We learnt a lot about Eurovision this week. We learnt the slogan and logo. On Tuesday we learnt what the stage would look like. We learnt that even Vitali Klitschko thinks the massive set of ceremonial Eurovision keys is too heavy. We learnt how to pronounce Tako Gachechiladze and that even fellow Eastern Europeans take great joy in being able to say it. We learnt that among certain Eastern Europeans, the mention of the name “Russia” has a delicious ability to bring an extended awkward silence to even the brightest of host broadcaster chit chat. We learnt that Ruslana has quite a laid back fashion sense when it comes to formal bureaucratic events. Most importantly, though, we learnt who is going to be in which semi final at this year’s Eurovision.
I love my semi final draws. It means I get to break out my massive, incredibly convoluted and multi-tabbed spreadsheet that deciphers the results and tells me who has been given an advantage by the way the little slips of paper fell. Like the keys in the formal mayoral handover, every year I find an extra nuance that I can add to my formulas, creating a progressively larger and more complicated piece of work.

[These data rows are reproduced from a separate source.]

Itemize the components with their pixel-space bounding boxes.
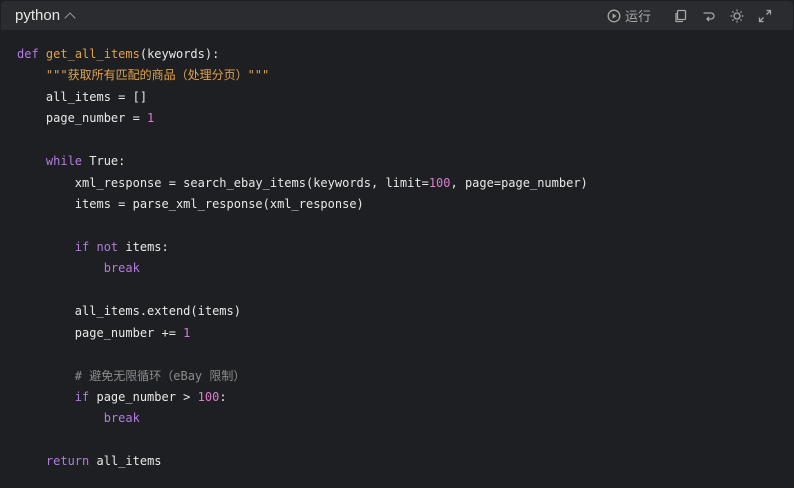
code-token: # 避免无限循环（eBay 限制） [74,368,246,383]
code-token: items = parse_xml_response(xml_response) [17,197,364,212]
copy-button[interactable] [667,5,695,27]
code-token: get_all_items [45,47,140,61]
code-line: items = parse_xml_response(xml_response) [17,194,777,215]
code-token: (keywords): [139,47,220,61]
wrap-arrow-icon [703,11,715,21]
code-token: if [74,239,90,254]
code-line: # 避免无限循环（eBay 限制） [17,366,777,387]
copy-icon [675,9,687,22]
code-line: return all_items [17,451,777,472]
code-content: def get_all_items(keywords): """获取所有匹配的商… [1,30,793,473]
code-line: """获取所有匹配的商品（处理分页）""" [17,65,777,86]
code-line: all_items.extend(items) [17,301,777,322]
theme-button[interactable] [723,5,751,27]
code-line: def get_all_items(keywords): [17,44,777,65]
code-line: page_number = 1 [17,108,777,129]
wrap-button[interactable] [695,5,723,27]
code-token: """获取所有匹配的商品（处理分页）""" [45,68,270,83]
code-token: return [45,454,90,469]
code-token: all_items.extend(items) [17,304,241,319]
run-button[interactable]: 运行 [607,6,651,25]
code-token: items: [118,239,169,254]
code-token: 100 [428,175,451,190]
code-line: page_number += 1 [17,323,777,344]
code-block: python 运行 def get_all_items(keywords): "… [1,1,793,487]
code-line: if not items: [17,237,777,258]
chevron-up-icon[interactable] [64,11,76,24]
code-line: break [17,258,777,279]
code-token: xml_response = search_ebay_items(keyword… [17,175,429,190]
code-token: if [74,390,90,404]
code-token: page_number = [17,111,148,126]
run-label: 运行 [624,10,651,25]
code-token: break [103,261,140,276]
code-token: page_number > [89,390,198,404]
code-token: : [219,390,227,404]
code-token: all_items [89,454,162,469]
code-token: break [103,411,140,426]
expand-button[interactable] [751,5,779,27]
code-line: break [17,408,777,429]
code-token: not [96,239,119,254]
code-token: all_items = [] [17,89,148,104]
expand-icon [758,9,772,22]
code-token: def [17,47,39,61]
code-token: 1 [183,325,191,340]
code-block-header: python 运行 [1,1,793,30]
code-token: , page=page_number) [450,175,588,190]
code-token: page_number += [17,325,184,340]
code-token: 100 [197,390,220,404]
language-selector[interactable]: python [15,7,76,24]
code-token: while [45,154,83,169]
code-line: if page_number > 100: [17,387,777,408]
toolbar: 运行 [607,5,779,27]
code-line: all_items = [] [17,87,777,108]
sun-icon [730,9,744,22]
code-line: xml_response = search_ebay_items(keyword… [17,173,777,194]
code-token: True: [82,154,126,169]
code-token: 1 [147,111,155,126]
code-line: while True: [17,151,777,172]
play-circle-icon [607,9,621,22]
language-label: python [15,7,61,24]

This year I’ve had the headache of adapting my spreadsheets to cope with the new scoring system (the source data is not in a handy format any more!). It does make 2016’s data more useful as there are a wider range of scores that the combined televotes and juries can give out, to more different countries. I get a more detailed picture from now on. In terms of the numbers, though, the only effect is that the final figure is multiplied by two.
As in past years, I’ve collated the results from Eurovisions going back to 2008 and for each year I’ve compared how many points each country received from those voting in this year’s semi 1 with those voting in semi 2. I then average the differences between the yearly scores and multiply them by the expected number of points in their semi (i.e. total number of points available divided by number of countries). This gives me an estimate of how many extra points the draw could be worth.

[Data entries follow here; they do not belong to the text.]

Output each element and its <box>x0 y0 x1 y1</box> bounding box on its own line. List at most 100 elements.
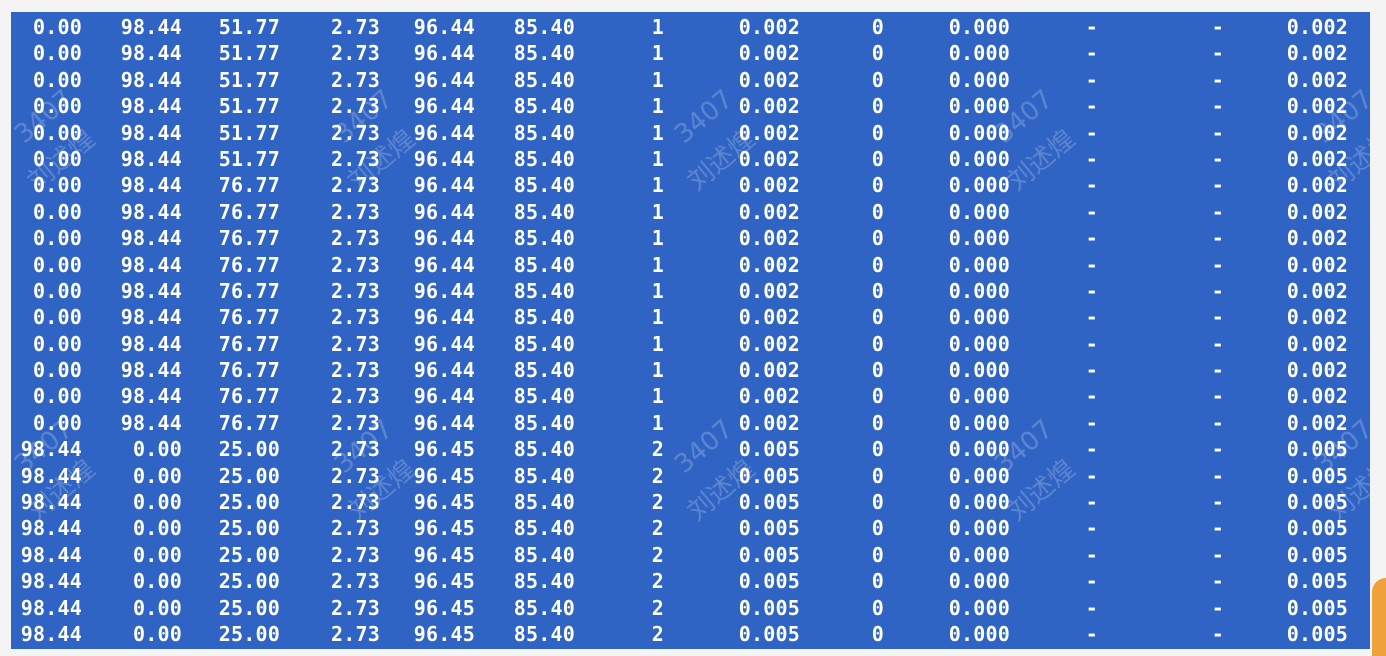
table-cell: 0.00 <box>33 384 82 409</box>
table-cell: 85.40 <box>513 199 575 224</box>
table-cell: 0.005 <box>738 490 800 515</box>
table-row: 0.00 98.44 76.77 2.73 96.44 85.40 1 0.002 0 0.000… <box>11 304 1370 330</box>
table-cell: 0.002 <box>1286 67 1348 92</box>
table-cell: - <box>1085 358 1098 383</box>
table-cell: 0.002 <box>738 15 800 39</box>
table-cell: 98.44 <box>120 173 182 198</box>
table-cell: 1 <box>651 410 664 435</box>
table-cell: - <box>1211 621 1224 646</box>
table-cell: 0.002 <box>1286 199 1348 224</box>
table-row: 0.00 98.44 51.77 2.73 96.44 85.40 1 0.002 0 0.000… <box>11 146 1370 172</box>
table-cell: 85.40 <box>513 94 575 119</box>
table-cell: - <box>1085 490 1098 515</box>
table-cell: 98.44 <box>120 252 182 277</box>
table-cell: 2 <box>651 595 664 620</box>
table-cell: 51.77 <box>218 146 280 171</box>
table-cell: 85.40 <box>513 358 575 383</box>
table-cell: 0 <box>871 569 884 594</box>
table-cell: - <box>1211 67 1224 92</box>
table-cell: 2 <box>651 516 664 541</box>
side-tab[interactable] <box>1372 578 1386 656</box>
table-cell: 0.000 <box>948 437 1010 462</box>
table-cell: 0.002 <box>1286 15 1348 39</box>
table-cell: 1 <box>651 94 664 119</box>
table-row: 98.44 0.00 25.00 2.73 96.45 85.40 2 0.005 0 0.000… <box>11 436 1370 462</box>
table-cell: 96.44 <box>413 146 475 171</box>
table-row: 0.00 98.44 76.77 2.73 96.44 85.40 1 0.002 0 0.000… <box>11 383 1370 409</box>
table-cell: 2.73 <box>331 278 380 303</box>
table-cell: 76.77 <box>218 226 280 251</box>
table-cell: 1 <box>651 15 664 39</box>
table-cell: 98.44 <box>120 384 182 409</box>
table-cell: 0.005 <box>738 569 800 594</box>
table-cell: 76.77 <box>218 358 280 383</box>
table-cell: 2.73 <box>331 146 380 171</box>
table-cell: - <box>1085 621 1098 646</box>
table-cell: 0.00 <box>133 621 182 646</box>
table-row: 0.00 98.44 76.77 2.73 96.44 85.40 1 0.002 0 0.000… <box>11 225 1370 251</box>
table-cell: 0.005 <box>1286 621 1348 646</box>
table-cell: - <box>1211 410 1224 435</box>
table-cell: - <box>1085 595 1098 620</box>
table-cell: 2 <box>651 463 664 488</box>
table-cell: 1 <box>651 331 664 356</box>
table-cell: 1 <box>651 173 664 198</box>
table-cell: 0.00 <box>33 67 82 92</box>
table-cell: 1 <box>651 41 664 66</box>
table-cell: - <box>1211 331 1224 356</box>
table-cell: 98.44 <box>120 94 182 119</box>
table-cell: 0 <box>871 437 884 462</box>
table-cell: - <box>1211 542 1224 567</box>
table-cell: 76.77 <box>218 331 280 356</box>
table-cell: 0.000 <box>948 410 1010 435</box>
table-row: 0.00 98.44 51.77 2.73 96.44 85.40 1 0.002 0 0.000… <box>11 67 1370 93</box>
table-cell: 0.002 <box>1286 358 1348 383</box>
table-cell: 98.44 <box>20 621 82 646</box>
table-cell: 0 <box>871 278 884 303</box>
table-cell: 0.005 <box>1286 437 1348 462</box>
table-cell: 96.44 <box>413 120 475 145</box>
table-cell: 0.000 <box>948 278 1010 303</box>
table-cell: 0.000 <box>948 199 1010 224</box>
table-cell: 96.45 <box>413 621 475 646</box>
table-cell: 25.00 <box>218 437 280 462</box>
table-cell: 0.00 <box>33 252 82 277</box>
table-cell: 96.44 <box>413 331 475 356</box>
terminal-output-panel[interactable]: 0.00 98.44 51.77 2.73 96.44 85.40 1 0.002 0 0.000… <box>11 12 1370 649</box>
table-cell: - <box>1085 146 1098 171</box>
table-cell: 98.44 <box>120 331 182 356</box>
table-cell: 2.73 <box>331 437 380 462</box>
table-row: 0.00 98.44 51.77 2.73 96.44 85.40 1 0.002 0 0.000… <box>11 14 1370 40</box>
table-cell: 0.005 <box>1286 595 1348 620</box>
table-cell: 2 <box>651 490 664 515</box>
table-cell: 0 <box>871 252 884 277</box>
table-cell: 2 <box>651 542 664 567</box>
table-cell: - <box>1085 120 1098 145</box>
table-cell: - <box>1085 226 1098 251</box>
table-cell: 0.002 <box>738 199 800 224</box>
table-cell: 0 <box>871 199 884 224</box>
table-cell: - <box>1085 278 1098 303</box>
table-cell: 0.000 <box>948 331 1010 356</box>
table-cell: 0 <box>871 595 884 620</box>
table-cell: 98.44 <box>120 15 182 39</box>
table-cell: - <box>1085 542 1098 567</box>
table-cell: 0.00 <box>133 595 182 620</box>
table-cell: - <box>1085 67 1098 92</box>
table-cell: 96.44 <box>413 41 475 66</box>
table-cell: 51.77 <box>218 67 280 92</box>
table-cell: 0.000 <box>948 146 1010 171</box>
table-cell: 85.40 <box>513 542 575 567</box>
table-cell: 0.005 <box>738 437 800 462</box>
table-cell: 2.73 <box>331 305 380 330</box>
table-cell: 51.77 <box>218 120 280 145</box>
table-cell: 96.44 <box>413 67 475 92</box>
table-row: 98.44 0.00 25.00 2.73 96.45 85.40 2 0.005 0 0.000… <box>11 542 1370 568</box>
table-cell: 2.73 <box>331 490 380 515</box>
table-cell: - <box>1085 199 1098 224</box>
table-cell: 0.000 <box>948 305 1010 330</box>
table-cell: 98.44 <box>120 305 182 330</box>
table-cell: 0.002 <box>738 252 800 277</box>
table-cell: 0.000 <box>948 15 1010 39</box>
table-cell: - <box>1085 410 1098 435</box>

My study looks into how many points each country would normally get from their semi-mates compared to the countries on the other side of the draw. It doesn’t take any account of how successful a country normally is or what sort of competition they may have from those they’ve been grouped with.
I’ve rattled on long enough now, like a local mayor with a speech to give. So here’s a graph.

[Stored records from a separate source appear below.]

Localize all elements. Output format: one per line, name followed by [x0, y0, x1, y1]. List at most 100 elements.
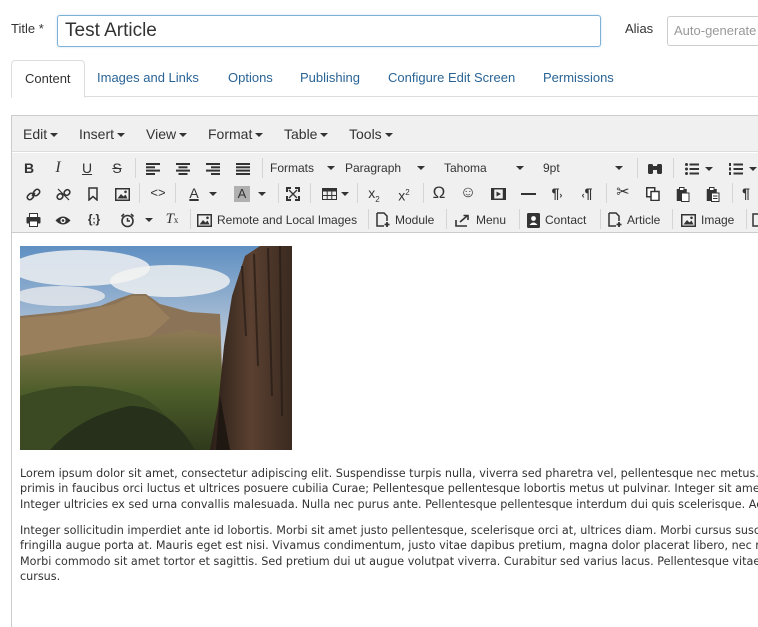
anchor-icon[interactable] [84, 182, 102, 204]
rich-text-editor: Edit Insert View Format Table Tools B I … [11, 115, 758, 627]
copy-icon[interactable] [644, 182, 662, 204]
text-line: Lorem ipsum dolor sit amet, consectetur … [20, 467, 758, 480]
alias-label: Alias [625, 21, 654, 36]
formats-dropdown[interactable]: Formats [270, 157, 335, 179]
align-justify-icon[interactable] [234, 157, 252, 179]
tab-bar: Content Images and Links Options Publish… [11, 60, 758, 98]
contact-button[interactable]: Contact [527, 208, 586, 230]
menu-tools[interactable]: Tools [349, 126, 393, 142]
underline-icon[interactable]: U [79, 157, 95, 179]
bold-icon[interactable]: B [21, 157, 37, 179]
toolbar-divider [423, 183, 424, 203]
toolbar-divider [175, 183, 176, 203]
fullscreen-icon[interactable] [284, 182, 302, 204]
paste-text-icon[interactable] [704, 182, 722, 204]
menu-insert-label: Insert [79, 126, 115, 142]
numbered-list-icon[interactable] [728, 157, 758, 179]
paragraph-label: Paragraph [345, 161, 402, 175]
chevron-down-icon [209, 192, 217, 197]
text-color-icon[interactable]: A [182, 182, 222, 204]
toolbar-divider [446, 209, 447, 229]
insert-image-icon[interactable] [113, 182, 131, 204]
unlink-icon[interactable] [54, 182, 72, 204]
chevron-down-icon [179, 133, 188, 138]
toolbar-divider [746, 209, 747, 229]
template-icon[interactable]: {;} [82, 208, 106, 230]
strikethrough-icon[interactable]: S [109, 157, 125, 179]
chevron-down-icon [327, 166, 335, 170]
menu-view[interactable]: View [146, 126, 188, 142]
rtl-icon[interactable]: ‹¶ [577, 182, 597, 204]
toolbar-row-1: B I U S Formats Paragraph Tahoma 9pt [12, 155, 758, 181]
article-button[interactable]: Article [608, 208, 660, 230]
chevron-down-icon [705, 167, 713, 172]
article-image[interactable] [20, 246, 292, 450]
horizontal-rule-icon[interactable] [518, 182, 538, 204]
menu-edit[interactable]: Edit [23, 126, 59, 142]
subscript-icon[interactable]: x2 [364, 182, 384, 204]
tab-permissions[interactable]: Permissions [530, 60, 627, 97]
tab-publishing[interactable]: Publishing [287, 60, 373, 97]
paste-icon[interactable] [674, 182, 692, 204]
remote-images-button[interactable]: Remote and Local Images [197, 208, 357, 230]
menu-label: Menu [476, 213, 507, 227]
toolbar-divider [139, 183, 140, 203]
tab-configure-edit-screen[interactable]: Configure Edit Screen [375, 60, 528, 97]
italic-icon[interactable]: I [50, 157, 66, 179]
superscript-icon[interactable]: x2 [394, 182, 414, 204]
paragraph: Lorem ipsum dolor sit amet, consectetur … [20, 466, 758, 512]
cut-icon[interactable]: ✂ [614, 182, 632, 204]
image-label: Image [701, 213, 735, 227]
tab-options[interactable]: Options [215, 60, 286, 97]
menu-table[interactable]: Table [284, 126, 329, 142]
special-character-icon[interactable]: Ω [429, 182, 449, 204]
clear-formatting-icon[interactable]: Tx [162, 208, 182, 230]
image-button[interactable]: Image [681, 208, 734, 230]
menu-button[interactable]: Menu [455, 208, 506, 230]
insert-datetime-icon[interactable] [114, 208, 158, 230]
toolbar-divider [600, 209, 601, 229]
align-left-icon[interactable] [144, 157, 162, 179]
link-icon[interactable] [24, 182, 42, 204]
font-size-dropdown[interactable]: 9pt [543, 157, 623, 179]
media-icon[interactable] [488, 182, 508, 204]
text-line: Integer sollicitudin imperdiet ante id l… [20, 524, 758, 537]
print-icon[interactable] [24, 208, 42, 230]
alias-input[interactable]: Auto-generate [667, 16, 758, 46]
menu-edit-label: Edit [23, 126, 48, 142]
toolbar-divider [190, 209, 191, 229]
remote-images-label: Remote and Local Images [217, 213, 358, 227]
toolbar-divider [519, 209, 520, 229]
title-row: Title * Test Article Alias Auto-generate [0, 0, 758, 62]
tab-content[interactable]: Content [11, 60, 85, 98]
menu-table-label: Table [284, 126, 318, 142]
page-break-icon[interactable] [752, 208, 758, 230]
module-button[interactable]: Module [376, 208, 434, 230]
show-blocks-icon[interactable]: ¶ [738, 182, 754, 204]
bullet-list-icon[interactable] [682, 157, 716, 179]
contact-label: Contact [545, 213, 587, 227]
menu-insert[interactable]: Insert [79, 126, 126, 142]
chevron-down-icon [255, 133, 264, 138]
title-input[interactable]: Test Article [57, 15, 601, 47]
source-code-icon[interactable]: <> [148, 182, 168, 204]
chevron-down-icon [749, 167, 757, 172]
menu-format[interactable]: Format [208, 126, 264, 142]
toolbar-divider [672, 209, 673, 229]
font-family-dropdown[interactable]: Tahoma [444, 157, 524, 179]
find-replace-icon[interactable] [646, 157, 664, 179]
chevron-down-icon [258, 192, 266, 197]
table-icon[interactable] [318, 182, 352, 204]
toolbar-divider [310, 183, 311, 203]
align-right-icon[interactable] [204, 157, 222, 179]
preview-icon[interactable] [53, 208, 73, 230]
align-center-icon[interactable] [174, 157, 192, 179]
emoticons-icon[interactable]: ☺ [458, 182, 478, 204]
toolbar-divider [262, 158, 263, 178]
background-color-icon[interactable]: A [230, 182, 270, 204]
ltr-icon[interactable]: ¶› [547, 182, 567, 204]
tab-images-and-links[interactable]: Images and Links [84, 60, 212, 97]
article-label: Article [627, 213, 661, 227]
paragraph-dropdown[interactable]: Paragraph [345, 157, 425, 179]
chevron-down-icon [340, 192, 349, 197]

Part of the idea of doing this work is to look beyond the over-simplistic “Oh Greece and Cyprus are together, so they have a great draw” logic. So having done all the hard work, I can now tell you that Greece and Cyprus together have the best draw in semi 1. It doesn’t always happen that way, I promise. Among others, they have the extra bonus of the UK voting in their semi. Portugal have also done quite well out of the draw. They have the likes of Spain, Sweden, Belgium and Slovenia at hand, who are all frequent point-givers.
At the other end of the graph, Sweden have come out worst. Their Scandinavian friends are over in the other semi. They do at least have Finland as a Nordic to keep them company as the most wronged by the draw. Norma John is also in the first half of semi 1, so may have her work cut out to qualify. I suspect Sweden may be fine though.
Georgia have also had a bad draw, and are in negative territory with their pot-mates Azerbaijan and Armenia. Ukraine being the host and therefore not separated into a pot, has harmed them somewhat. UK vote in this semi, so Georgia must regret not sending another indie rock anthem to Kyiv. We may not get Richard Osman appearing at their next national final.
At one end of semi 2, Denmark and Norway pick up all the votes that Sweden have missed out on, or some of them. There aren’t many big winners in this semi. There are a lot of countries getting small advantages. The big story in this semi is at the other end.
Romania is this year’s biggest loser. Their most reliable points-givers – not just Moldova, but Slovenia, Cyprus and Poland as well – are all in semi 1. This could be a test of their perfect qualification record. Welcome back.
Challenging Romania for most disadvantaged from this draw is poor little San Marino. The results from my study are quite remarkable. Every single country that voted for Complice, The Social Network Song, Chain of Lights or Maybe (in the final) is in the other semi. There’s only one Sanmarinese artist that got more votes from semi 2 countries than semi 1. There’s nothing for it; San Marino are going to have to turn to daddy Serhat.